Sunday 17th March 2024
A key feature of the Local Places for Nature Capital Fund is the emphasis on capital.
Every successful garden and nature reserve relies upon long-term management and maintenance, but funding for this is not available from the Capital Fund.
Instead, Gardd Gobaith Cilgerran Hope Garden will have to rely upon volunteers.
The co-design process, along the principles of a Community Assembly, is essential in both enabling and involving volunteers for the long-term. If the features are incorporated into the infrastructure of the project—for example, a mother bed of rare perennial vegetables for allotmenteers, or an outdoor wildlife laboratory for the primary school—then the incentives for volunteer involvement increase dramatically.

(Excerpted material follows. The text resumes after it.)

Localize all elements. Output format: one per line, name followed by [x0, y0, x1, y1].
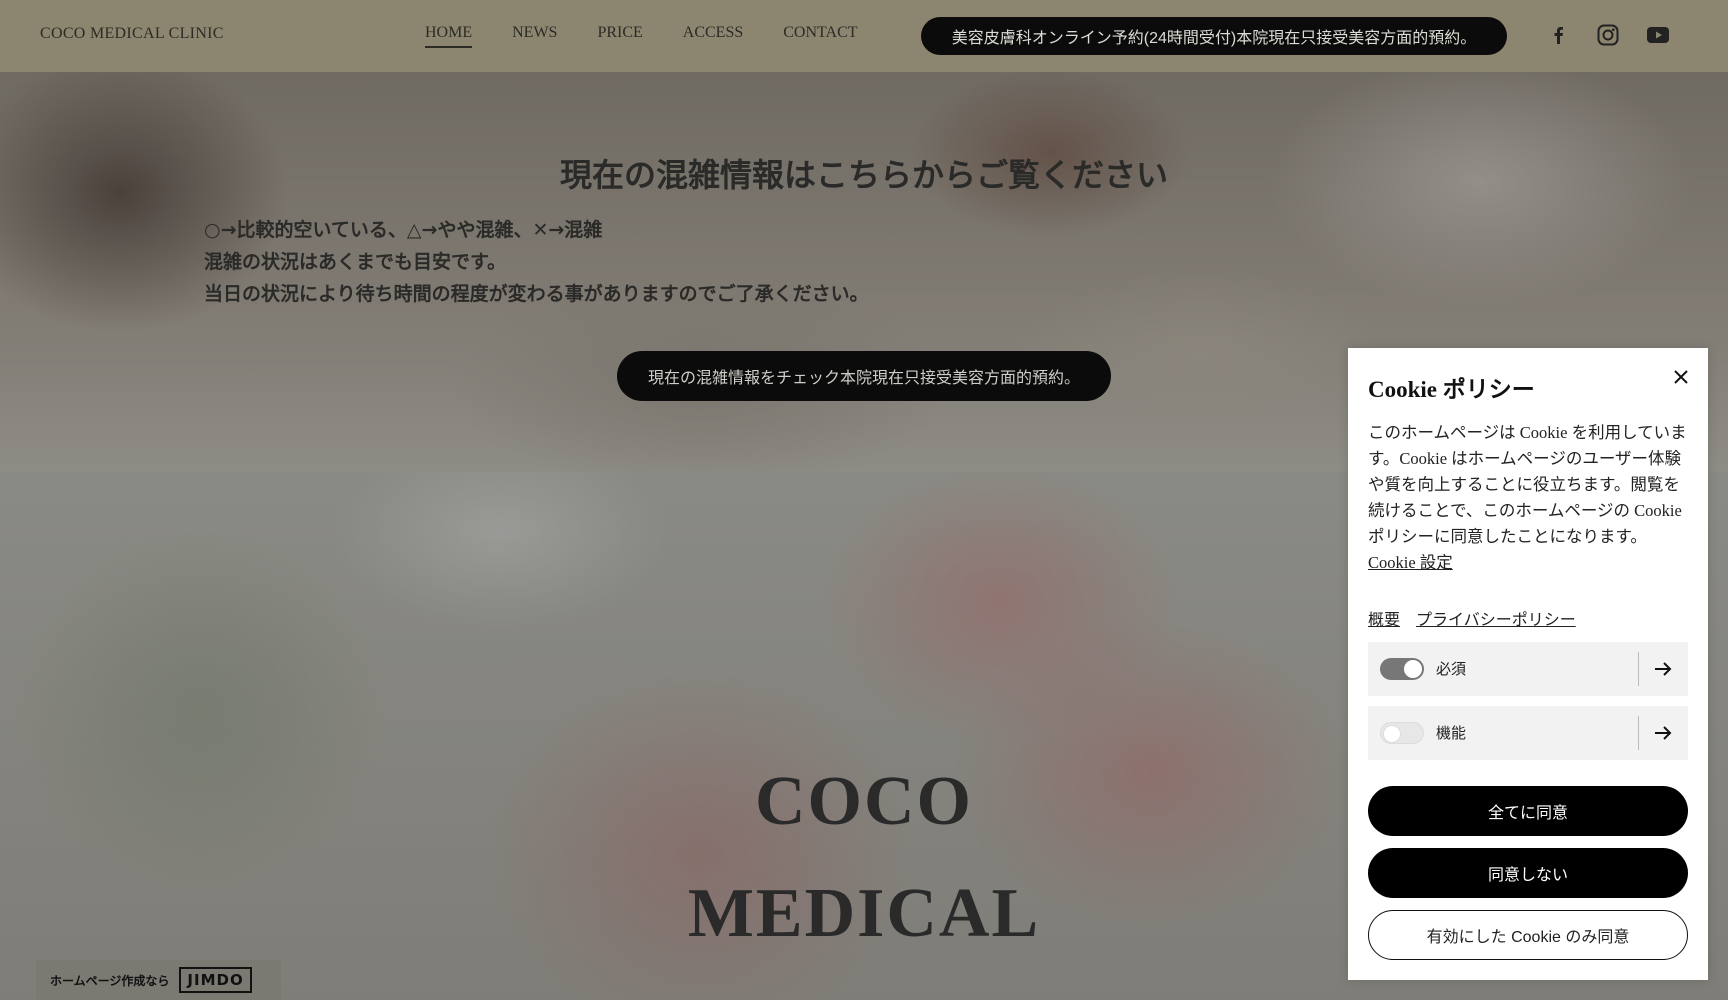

Without a maintenance budget, it is very difficult at this stage to accurately provide a maintenance plan, because it really depends on specific and committed long-term volunteers, which will only become evident during the co-design process.
In the short-term, ie 2-3 years, project lead Jake Rayson will be providing maintenace as he lives locally.

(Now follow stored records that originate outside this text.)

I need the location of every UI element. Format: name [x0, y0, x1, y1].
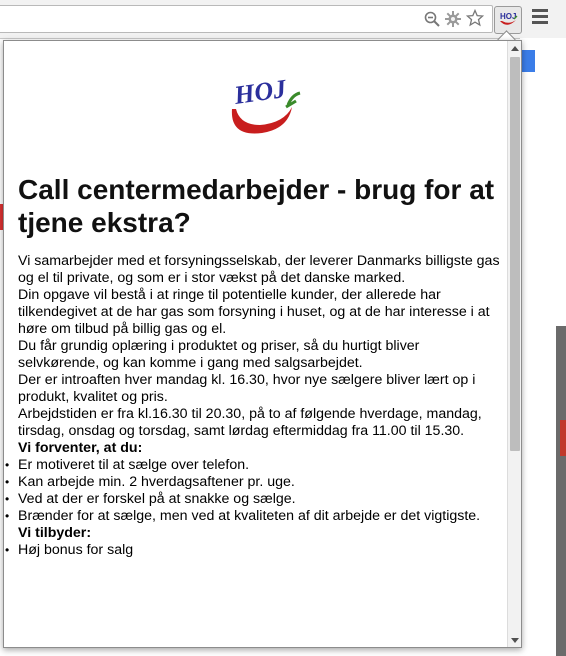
- address-bar[interactable]: [0, 5, 493, 33]
- page-red-tab[interactable]: [560, 420, 566, 456]
- puzzle-gear-icon[interactable]: [444, 10, 462, 28]
- scrollbar-thumb[interactable]: [510, 57, 520, 451]
- paragraph: Du får grundig oplæring i produktet og p…: [18, 338, 420, 371]
- paragraph: Din opgave vil bestå i at ringe til pote…: [18, 287, 490, 337]
- star-icon[interactable]: [466, 9, 484, 27]
- list-item: Er motiveret til at sælge over telefon.: [5, 457, 500, 474]
- hamburger-menu-icon[interactable]: [532, 9, 548, 27]
- background-page: [520, 38, 566, 656]
- popup-content: HOJ Call centermedarbejder - brug for at…: [4, 41, 507, 647]
- expect-list: Er motiveret til at sælge over telefon. …: [5, 457, 500, 525]
- popup-scrollbar[interactable]: [507, 41, 521, 647]
- hoj-extension-icon[interactable]: HOJ: [494, 6, 522, 34]
- scroll-down-arrow-icon[interactable]: [508, 633, 521, 647]
- paragraph: Der er introaften hver mandag kl. 16.30,…: [18, 372, 476, 405]
- browser-toolbar: HOJ: [0, 0, 566, 39]
- magnifier-minus-icon[interactable]: [423, 10, 441, 28]
- list-item: Høj bonus for salg: [5, 542, 500, 559]
- scroll-up-arrow-icon[interactable]: [508, 41, 521, 55]
- list-item: Ved at der er forskel på at snakke og sæ…: [5, 491, 500, 508]
- paragraph: Arbejdstiden er fra kl.16.30 til 20.30, …: [18, 406, 482, 439]
- svg-text:HOJ: HOJ: [500, 12, 516, 21]
- extension-popup: HOJ Call centermedarbejder - brug for at…: [3, 40, 522, 648]
- offer-heading: Vi tilbyder:: [18, 525, 92, 541]
- hoj-logo: HOJ: [231, 74, 301, 134]
- list-item: Brænder for at sælge, men ved at kvalite…: [5, 508, 500, 525]
- svg-text:HOJ: HOJ: [231, 74, 289, 110]
- job-description: Vi samarbejder med et forsyningsselskab,…: [5, 253, 500, 559]
- paragraph: Vi samarbejder med et forsyningsselskab,…: [18, 253, 500, 286]
- page-blue-button[interactable]: [520, 50, 535, 72]
- page-title: Call centermedarbejder - brug for at tje…: [18, 174, 495, 238]
- offer-list: Høj bonus for salg: [5, 542, 500, 559]
- expect-heading: Vi forventer, at du:: [18, 440, 143, 456]
- list-item: Kan arbejde min. 2 hverdagsaftener pr. u…: [5, 474, 500, 491]
- page-side-panel: [556, 326, 566, 656]
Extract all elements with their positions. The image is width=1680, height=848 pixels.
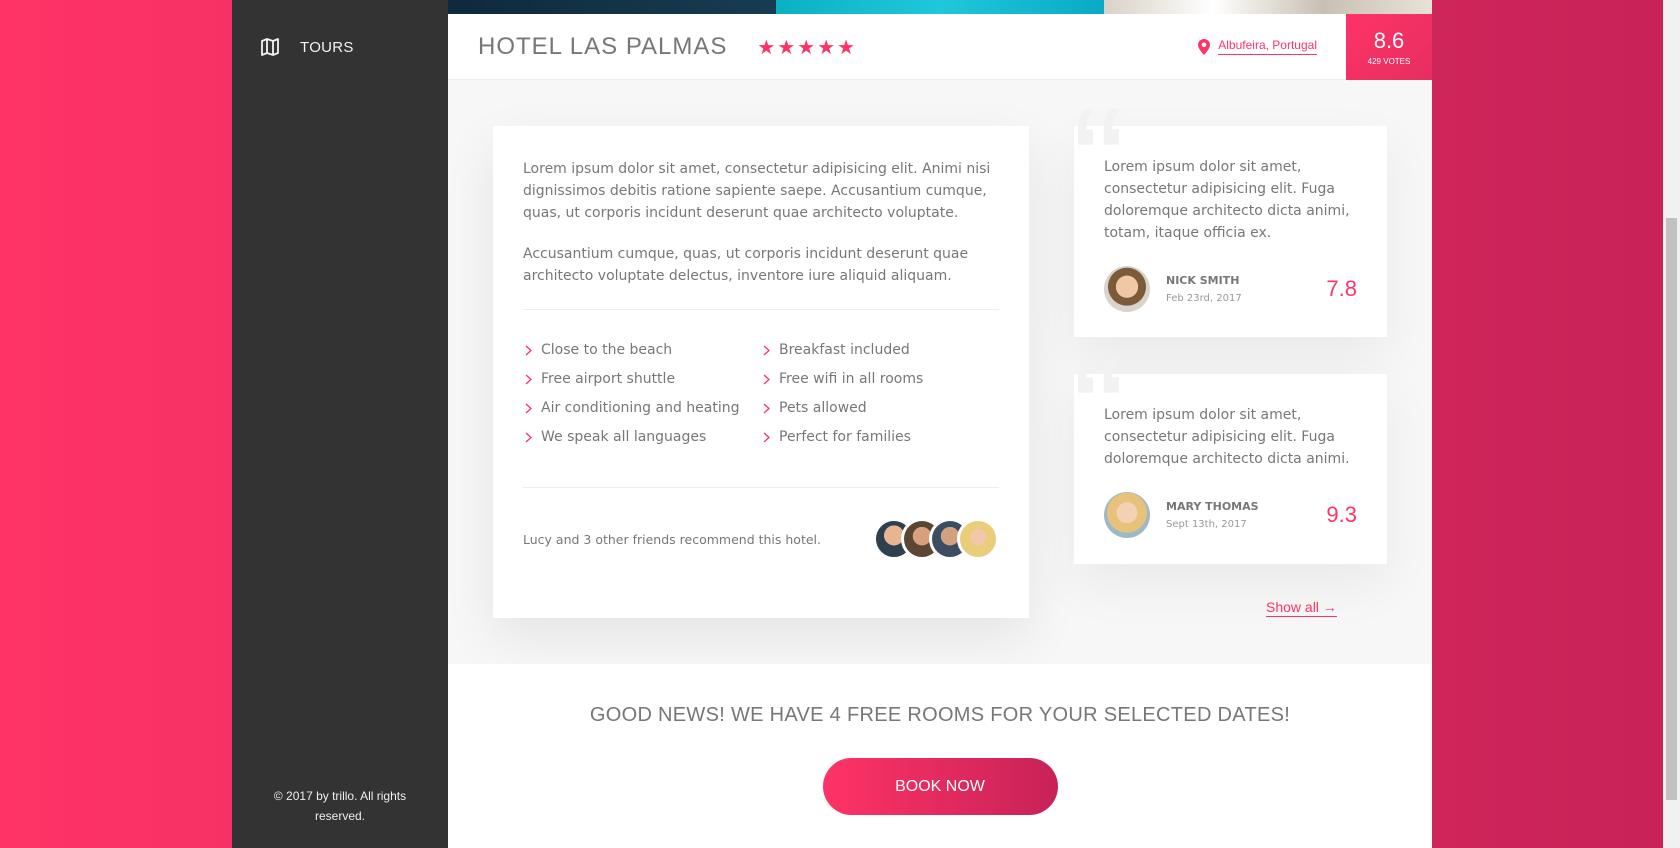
rating-average: 8.6 xyxy=(1373,27,1405,53)
description-paragraph: Lorem ipsum dolor sit amet, consectetur … xyxy=(523,161,991,221)
hotel-name: HOTEL LAS PALMAS xyxy=(478,32,728,60)
review-user: NICK SMITH Feb 23rd, 2017 7.8 xyxy=(1104,266,1357,312)
reviewer-name: NICK SMITH xyxy=(1166,274,1240,287)
chevron-right-icon xyxy=(525,432,532,442)
review-user: MARY THOMAS Sept 13th, 2017 9.3 xyxy=(1104,492,1357,538)
sidebar-item-label: TOURS xyxy=(300,38,354,56)
map-icon xyxy=(261,38,279,56)
hotel-view: HOTEL LAS PALMAS ★★★★★ Albufeira, Portug… xyxy=(448,0,1432,848)
legal-text: © 2017 by trillo. All rights reserved. xyxy=(273,789,407,823)
chevron-right-icon xyxy=(525,403,532,413)
divider xyxy=(523,487,999,488)
gallery xyxy=(448,0,1432,14)
list-item: Free airport shuttle xyxy=(523,369,761,389)
sidebar-item-tours[interactable]: TOURS xyxy=(260,37,354,57)
chevron-right-icon xyxy=(763,403,770,413)
feature-label: Free wifi in all rooms xyxy=(779,371,924,387)
avatar xyxy=(1104,266,1150,312)
divider xyxy=(523,309,999,310)
overview-bar: HOTEL LAS PALMAS ★★★★★ Albufeira, Portug… xyxy=(448,13,1432,80)
review-date: Sept 13th, 2017 xyxy=(1166,519,1247,530)
show-all-link[interactable]: Show all → xyxy=(1266,599,1337,617)
rating-count: 429 VOTES xyxy=(1367,56,1411,66)
list-item: Perfect for families xyxy=(761,427,999,447)
feature-label: Pets allowed xyxy=(779,400,867,416)
review-text: Lorem ipsum dolor sit amet, consectetur … xyxy=(1104,159,1350,241)
avatar[interactable] xyxy=(957,518,999,560)
feature-label: We speak all languages xyxy=(541,429,707,445)
chevron-right-icon xyxy=(525,374,532,384)
review-score: 9.3 xyxy=(1326,502,1357,527)
reviews: Lorem ipsum dolor sit amet, consectetur … xyxy=(1072,84,1387,601)
app-container: TOURS © 2017 by trillo. All rights reser… xyxy=(232,0,1432,848)
recommend-row: Lucy and 3 other friends recommend this … xyxy=(523,518,999,560)
chevron-right-icon xyxy=(763,374,770,384)
review-card: Lorem ipsum dolor sit amet, consectetur … xyxy=(1072,84,1387,337)
sidebar: TOURS © 2017 by trillo. All rights reser… xyxy=(232,0,448,848)
chevron-right-icon xyxy=(525,345,532,355)
list-item: Close to the beach xyxy=(523,340,761,360)
map-pin-icon xyxy=(1198,38,1211,55)
description-paragraph: Accusantium cumque, quas, ut corporis in… xyxy=(523,246,969,284)
review-card: Lorem ipsum dolor sit amet, consectetur … xyxy=(1072,332,1387,564)
review-text: Lorem ipsum dolor sit amet, consectetur … xyxy=(1104,407,1350,467)
feature-label: Perfect for families xyxy=(779,429,911,445)
feature-list: Close to the beach Breakfast included Fr… xyxy=(523,340,999,447)
feature-label: Air conditioning and heating xyxy=(541,400,740,416)
chevron-right-icon xyxy=(763,432,770,442)
gallery-photo[interactable] xyxy=(776,0,1104,14)
review-user-info: MARY THOMAS Sept 13th, 2017 xyxy=(1166,500,1326,530)
list-item: Pets allowed xyxy=(761,398,999,418)
avatar xyxy=(1104,492,1150,538)
rating-badge: 8.6 429 VOTES xyxy=(1346,13,1432,80)
list-item: Free wifi in all rooms xyxy=(761,369,999,389)
review-date: Feb 23rd, 2017 xyxy=(1166,293,1242,304)
recommend-text: Lucy and 3 other friends recommend this … xyxy=(523,531,821,547)
reviewer-name: MARY THOMAS xyxy=(1166,500,1259,513)
star-rating: ★★★★★ xyxy=(757,34,858,59)
scrollbar[interactable] xyxy=(1663,0,1680,848)
description-card: Lorem ipsum dolor sit amet, consectetur … xyxy=(493,126,1029,618)
gallery-photo[interactable] xyxy=(448,0,776,14)
location-link[interactable]: Albufeira, Portugal xyxy=(1218,38,1317,55)
feature-label: Free airport shuttle xyxy=(541,371,676,387)
chevron-right-icon xyxy=(763,345,770,355)
cta-section: GOOD NEWS! WE HAVE 4 FREE ROOMS FOR YOUR… xyxy=(448,664,1432,848)
friend-avatars xyxy=(873,518,999,560)
book-now-button[interactable]: BOOK NOW xyxy=(822,758,1058,815)
cta-title: GOOD NEWS! WE HAVE 4 FREE ROOMS FOR YOUR… xyxy=(589,704,1291,726)
location[interactable]: Albufeira, Portugal xyxy=(1198,38,1317,55)
list-item: Air conditioning and heating xyxy=(523,398,761,418)
feature-label: Breakfast included xyxy=(779,342,910,358)
review-score: 7.8 xyxy=(1326,276,1357,301)
list-item: We speak all languages xyxy=(523,427,761,447)
feature-label: Close to the beach xyxy=(541,342,673,358)
scrollbar-thumb[interactable] xyxy=(1666,218,1677,800)
gallery-photo[interactable] xyxy=(1104,0,1432,14)
review-user-info: NICK SMITH Feb 23rd, 2017 xyxy=(1166,274,1326,304)
list-item: Breakfast included xyxy=(761,340,999,360)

Low-maintenance wildlife forest garden
A key feature of a wildlife forest garden is that it is low-maintenance by design. There is perennial ground cover which minimises the amount of weeding.

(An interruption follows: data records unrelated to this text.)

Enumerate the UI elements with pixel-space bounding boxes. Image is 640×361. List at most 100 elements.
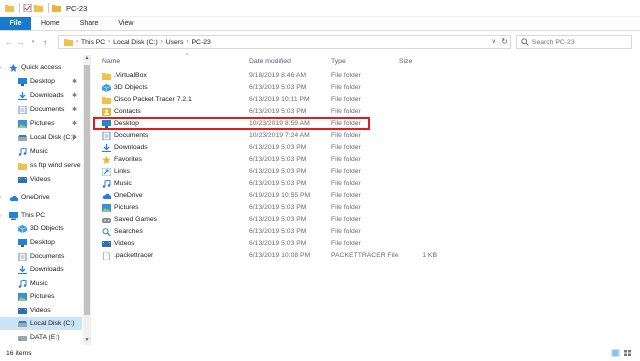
new-folder-icon[interactable] xyxy=(34,4,43,12)
recent-locations-icon[interactable]: ▾ xyxy=(27,35,39,49)
properties-icon[interactable] xyxy=(23,4,32,12)
up-arrow-icon[interactable]: ↑ xyxy=(39,35,51,49)
nav-scrollbar[interactable]: ▲ ▼ xyxy=(83,55,91,345)
file-row[interactable]: Music 6/13/2019 5:03 PM File folder xyxy=(96,178,632,189)
nav-item-desktop-pc[interactable]: Desktop xyxy=(18,236,92,249)
file-row[interactable]: Videos 6/13/2019 5:03 PM File folder xyxy=(96,238,632,249)
nav-item-ss-ftp[interactable]: ss ftp wind serve xyxy=(18,159,92,172)
column-header-date[interactable]: Date modified xyxy=(249,55,329,67)
file-type: File folder xyxy=(331,168,361,175)
nav-item-downloads-pc[interactable]: Downloads xyxy=(18,263,92,276)
scroll-up-icon[interactable]: ▲ xyxy=(83,55,91,63)
nav-item-documents-pc[interactable]: Documents xyxy=(18,250,92,263)
nav-item-downloads[interactable]: Downloads ✱ xyxy=(18,89,92,102)
forward-arrow-icon[interactable]: → xyxy=(15,35,27,49)
chevron-right-icon[interactable]: › xyxy=(108,39,110,45)
drive-icon xyxy=(18,134,27,141)
nav-item-data-drive[interactable]: DATA (E:) xyxy=(18,331,92,344)
chevron-right-icon[interactable]: › xyxy=(76,39,78,45)
file-row[interactable]: OneDrive 6/19/2019 10:55 PM File folder xyxy=(96,190,632,201)
file-row[interactable]: Downloads 6/13/2019 5:03 PM File folder xyxy=(96,142,632,153)
folder-icon xyxy=(64,39,73,46)
tab-home[interactable]: Home xyxy=(31,17,70,30)
details-view-icon[interactable] xyxy=(611,349,620,357)
nav-item-label: Documents xyxy=(30,106,65,113)
file-date: 6/13/2019 5:03 PM xyxy=(249,228,307,235)
file-row[interactable]: Documents 10/23/2019 7:24 AM File folder xyxy=(96,130,632,141)
nav-item-local-disk-pc[interactable]: Local Disk (C:) xyxy=(0,317,82,330)
file-name: Music xyxy=(114,180,132,187)
file-row[interactable]: .packettracer 6/13/2019 10:08 PM PACKETT… xyxy=(96,250,632,261)
cloud-icon xyxy=(9,195,18,201)
file-name: Videos xyxy=(114,240,135,247)
refresh-icon[interactable]: ↻ xyxy=(501,37,508,46)
nav-item-videos[interactable]: Videos xyxy=(18,173,92,186)
nav-item-videos-pc[interactable]: Videos xyxy=(18,304,92,317)
file-name: .packettracer xyxy=(114,252,154,259)
pin-icon[interactable]: ✱ xyxy=(72,134,77,141)
tab-share[interactable]: Share xyxy=(70,17,109,30)
address-bar[interactable]: › This PC › Local Disk (C:) › Users › PC… xyxy=(58,35,511,49)
column-header-name[interactable]: Name ^ xyxy=(102,53,242,67)
nav-item-label: Local Disk (C:) xyxy=(30,320,75,327)
file-name: Pictures xyxy=(114,204,139,211)
breadcrumb-pc-23[interactable]: PC-23 xyxy=(192,39,211,46)
breadcrumb-local-disk[interactable]: Local Disk (C:) xyxy=(113,39,158,46)
highlight-box xyxy=(93,117,370,130)
file-row[interactable]: Favorites 6/13/2019 5:03 PM File folder xyxy=(96,154,632,165)
file-list: Name ^ Date modified Type Size .VirtualB… xyxy=(92,53,640,345)
chevron-right-icon[interactable]: › xyxy=(0,195,9,201)
search-input[interactable] xyxy=(531,38,631,46)
breadcrumb-users[interactable]: Users xyxy=(166,39,184,46)
nav-item-label: Pictures xyxy=(30,120,55,127)
pin-icon[interactable]: ✱ xyxy=(72,78,77,85)
back-arrow-icon[interactable]: ← xyxy=(3,35,15,49)
nav-item-pictures[interactable]: Pictures ✱ xyxy=(18,117,92,130)
file-row[interactable]: .VirtualBox 9/18/2019 8:46 AM File folde… xyxy=(96,70,632,81)
search-box[interactable] xyxy=(516,35,632,49)
file-type: File folder xyxy=(331,84,361,91)
breadcrumb-this-pc[interactable]: This PC xyxy=(81,39,105,46)
computer-icon xyxy=(9,211,18,220)
large-icons-view-icon[interactable] xyxy=(623,349,632,357)
scrollbar-thumb[interactable] xyxy=(84,65,90,315)
file-row[interactable]: 3D Objects 6/13/2019 5:03 PM File folder xyxy=(96,82,632,93)
file-row[interactable]: Contacts 6/13/2019 5:03 PM File folder xyxy=(96,106,632,117)
pictures-icon xyxy=(18,119,27,128)
chevron-down-icon[interactable]: ∨ xyxy=(492,38,496,45)
column-header-size[interactable]: Size xyxy=(399,55,439,67)
ribbon-tabs: File Home Share View xyxy=(0,17,640,31)
file-row[interactable]: Cisco Packet Tracer 7.2.1 6/13/2019 10:1… xyxy=(96,94,632,105)
file-name: Downloads xyxy=(114,144,148,151)
chevron-right-icon[interactable]: › xyxy=(161,39,163,45)
nav-quick-access[interactable]: › Quick access xyxy=(0,61,80,74)
nav-item-documents[interactable]: Documents ✱ xyxy=(18,103,92,116)
pin-icon[interactable]: ✱ xyxy=(72,106,77,113)
pin-icon[interactable]: ✱ xyxy=(72,92,77,99)
nav-this-pc[interactable]: › This PC xyxy=(0,209,80,222)
nav-item-music[interactable]: Music xyxy=(18,145,92,158)
pin-icon[interactable]: ✱ xyxy=(72,120,77,127)
star-icon xyxy=(9,63,18,72)
status-bar: 16 items xyxy=(0,346,640,361)
nav-item-label: Desktop xyxy=(30,78,55,85)
file-row[interactable]: Saved Games 6/13/2019 5:03 PM File folde… xyxy=(96,214,632,225)
column-header-type[interactable]: Type xyxy=(331,55,391,67)
nav-item-local-disk[interactable]: Local Disk (C:) ✱ xyxy=(18,131,92,144)
file-row[interactable]: Pictures 6/13/2019 5:03 PM File folder xyxy=(96,202,632,213)
chevron-down-icon[interactable]: › xyxy=(0,213,9,219)
nav-item-3d-objects[interactable]: 3D Objects xyxy=(18,222,92,235)
nav-item-desktop[interactable]: Desktop ✱ xyxy=(18,75,92,88)
file-row[interactable]: Searches 6/13/2019 5:03 PM File folder xyxy=(96,226,632,237)
nav-item-music-pc[interactable]: Music xyxy=(18,277,92,290)
chevron-right-icon[interactable]: › xyxy=(187,39,189,45)
scroll-down-icon[interactable]: ▼ xyxy=(83,337,91,345)
tab-view[interactable]: View xyxy=(108,17,143,30)
nav-item-pictures-pc[interactable]: Pictures xyxy=(18,290,92,303)
tab-file[interactable]: File xyxy=(0,17,31,30)
file-name: Links xyxy=(114,168,130,175)
chevron-down-icon[interactable]: › xyxy=(0,65,9,71)
file-row[interactable]: Links 6/13/2019 5:03 PM File folder xyxy=(96,166,632,177)
nav-onedrive[interactable]: › OneDrive xyxy=(0,191,80,204)
file-icon xyxy=(103,251,110,260)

The maintenance is front-loaded, as the most weeding (mostly grass, opportunistic annuals, Bramble, Docks etc) is in the first 3 years whilst the perennial ground cover gets established.
The other key maintenance is pruning fruit trees, which needs to be done in the 3rd year.
Long-term, the key maintenance tasks are keeping the canvas and timber structures in good repair, annual fruit tree pruning, minimal weeding and harvesting the crops. Hopefully, a resilient enough volunteer group will be able to take on these tasks.